Schmutzli (usually one of the put-upon elementary teachers, hunched over and hidden) concealed his face behind a dark cloak. Rather than a sack filled with treats, he carried an empty sack and a broomstick, with which he terrorized small children with threats of a broom-smacking or being placed in the sack and taken away for bad behavior.
It was one of the strangest customs we encountered there, and my kids came home utterly bewildered, as they watched classmates cry only to be consoled by Samichlaus with a tiny square of chocolate and a smushed orange cutie. Then we learned about the latest Elf on the Shelf fad in the US, and I realized weirdness is relative. Parents will go to great lengths to keep their kids in line at Christmastime.
This year, I’ve read a bit about various Christmas customs around the world, very few related to celebrating Christ, and found a common thread among most of them. There’s often a distinct contrast between dark and light, good and evil. Schmutzli comes from the dark places of the hidden world to threaten and cajole children into obedience, while scarlet-coated Samichlaus brings small favors to reward the good ones.
It is strange and a little cruel and an unfortunate introduction to the ways of the world. The children learn that darkness often accompanies light, and punishment often comes when we most need the kiss of grace.

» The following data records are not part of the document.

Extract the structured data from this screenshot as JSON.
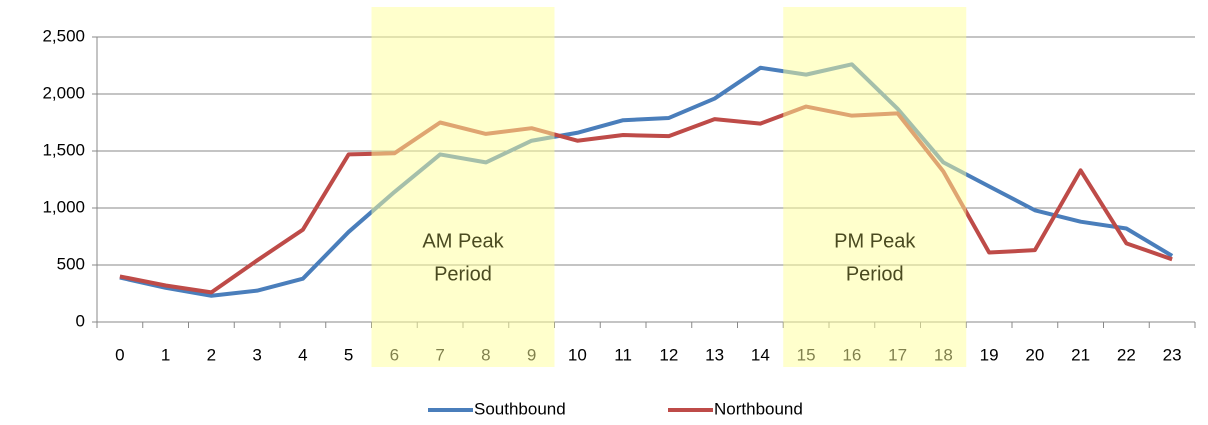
{
  "chart_data": {
    "type": "line",
    "categories": [
      "0",
      "1",
      "2",
      "3",
      "4",
      "5",
      "6",
      "7",
      "8",
      "9",
      "10",
      "11",
      "12",
      "13",
      "14",
      "15",
      "16",
      "17",
      "18",
      "19",
      "20",
      "21",
      "22",
      "23"
    ],
    "series": [
      {
        "name": "Southbound",
        "color": "#4a7ebb",
        "values": [
          390,
          300,
          230,
          275,
          380,
          790,
          1140,
          1470,
          1400,
          1590,
          1660,
          1770,
          1790,
          1960,
          2230,
          2170,
          2260,
          1870,
          1400,
          1190,
          980,
          880,
          820,
          580
        ]
      },
      {
        "name": "Northbound",
        "color": "#be4b48",
        "values": [
          400,
          320,
          260,
          540,
          810,
          1470,
          1480,
          1750,
          1650,
          1700,
          1590,
          1640,
          1630,
          1780,
          1740,
          1890,
          1810,
          1830,
          1320,
          610,
          630,
          1330,
          690,
          550
        ]
      }
    ],
    "ylim": [
      0,
      2500
    ],
    "yticks": [
      0,
      {
        "value": 500,
        "label": "500"
      },
      {
        "value": 1000,
        "label": "1,000"
      },
      {
        "value": 1500,
        "label": "1,500"
      },
      {
        "value": 2000,
        "label": "2,000"
      },
      {
        "value": 2500,
        "label": "2,500"
      }
    ],
    "grid": true,
    "legend": "bottom",
    "annotations": [
      {
        "lines": [
          "AM Peak",
          "Period"
        ],
        "start": "6",
        "end": "9",
        "color": "#ffff99"
      },
      {
        "lines": [
          "PM Peak",
          "Period"
        ],
        "start": "15",
        "end": "18",
        "color": "#ffff99"
      }
    ]
  }
}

I’ve been thinking of this custom lately, of the look of confusion on the little kids’ faces and the bemusement of teachers and parents. I’m thinking of the threats and the shaking of the broomstick and the inspiration of fear in the hearts of the most tender and vulnerable. It stands in such stark contrast to everything I believe about Christmas, everything I believe about redemption and light and grace.
What a difference it would make for the kids to enter into the wonder and awe of Christmas through the cradle of Christ rather than Samichlaus and Schmutzli, Santa’s naughty and nice lists, or an ever watchful Elf. These traditions cause the cradle of Christ to stand out in full relief. In the stable there is fear, yes, but a holy fear. The Light of the World entered to scatter darkness, not to soothe it with tokens and promises of a reward for good behavior.
Jesus came to bring light and life to the world. What joy! What celebration! How easily we are consoled and comforted by less.
I love traditions and myth and imaginative mysteries as much as the next person. I confess to laughing when my kids told me about their Shmutzli experience. Heaps of presents dressed in glitter and gold bows wait under the boughs of our tree. And our favorite Christmas films: Elf, Rudolph, The Nutcracker, are old friends we welcome with a bowl of popcorn on the sofa.
But, when I think of the ever-growing holiday preparations, I worry we’re collectively losing our children to a construct of Christmas that has nothing to do with Christ. When I imagine my kids preparing for Christmas in their own homes in the not-to-distant future, I pray they will come to the cradle with hearts wrecked for anything but Jesus.
As I’ve thought about the complexities we’ve created around Christmas, these words by Brennan Manning have helped set things right in my heart this year. He writes,
“The shipwrecked have stood at the still-point of a turning world and discovered the human heart is made for Jesus Christ and cannot really be content with less.”
Let the world parade its Samichlaus and Schmutzli. Its Santa and Elves. We are the shipwrecked, and Mary birthed the anchor that tethers us to grace alone.
O come let us adore him, Christ the Lord.